US 11,741,947 B2
Transformer transducer: one model unifying streaming and non-streaming speech recognition
Anshuman Tripathi, Mountain View, CA (US); Hasim Sak, Santa Clara, CA (US); Han Lu, Santa Clara, CA (US); Qian Zhang, Mountain View, CA (US); and Jaeyoung Kim, Mountain View, CA (US)
Assigned to Google LLC, Mountain View, CA (US)
Filed by Google LLC, Mountain View, CA (US)
Filed on Mar. 23, 2021, as Appl. No. 17/210,465.
Claims priority of provisional application 63/087,817, filed on Oct. 5, 2020.
Prior Publication US 2022/0108689 A1, Apr. 7, 2022
Int. Cl.
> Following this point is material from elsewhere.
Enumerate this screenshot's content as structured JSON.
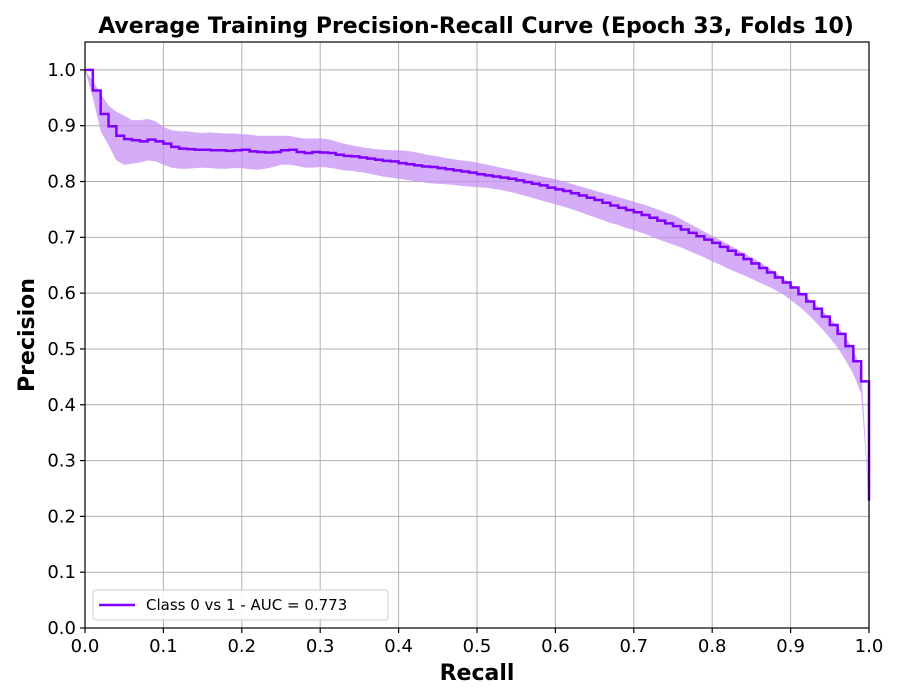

G10L 15/16 (2006.01); G06N 3/04 (2023.01); G06N 3/088 (2023.01); G10L 15/06 (2013.01); G10L 15/197 (2013.01); G10L 15/22 (2006.01); G10L 15/30 (2013.01)
CPC G10L 15/16 (2013.01) [G06N 3/04 (2013.01); G06N 3/088 (2013.01); G10L 15/063 (2013.01); G10L 15/197 (2013.01); G10L 15/22 (2013.01); G10L 15/30 (2013.01)] 27 Claims
OG exemplary drawing
 
1. A single transformer-transducer model for unifying streaming and non-streaming speech recognition, the single transformer-transducer model comprising:
an audio encoder configured to:
receive, as input, a sequence of acoustic frames; and
generate, at each of a plurality of time steps, a higher order feature representation for a corresponding acoustic frame in the sequence of acoustic frames;
a label encoder configured to:
receive, as input, a sequence of non-blank symbols output by a final softmax layer; and
generate, at each of the plurality of time steps, a dense representation; and
a joint network configured to:
receive, as input, the higher order feature representation generated by the audio encoder at each of the plurality of time steps and the dense representation generated by the label encoder at each of the plurality of time steps; and
generate, at each of the plurality of time steps, a probability distribution over possible speech recognition hypothesis at the corresponding time step,
wherein the audio encoder comprises a neural network having a plurality of transformer layers, the plurality of transformer layers comprising:
an initial stack of transformer layers each trained with zero look ahead audio context; and
a final stack of transformer layers each trained with a variable look ahead audio context.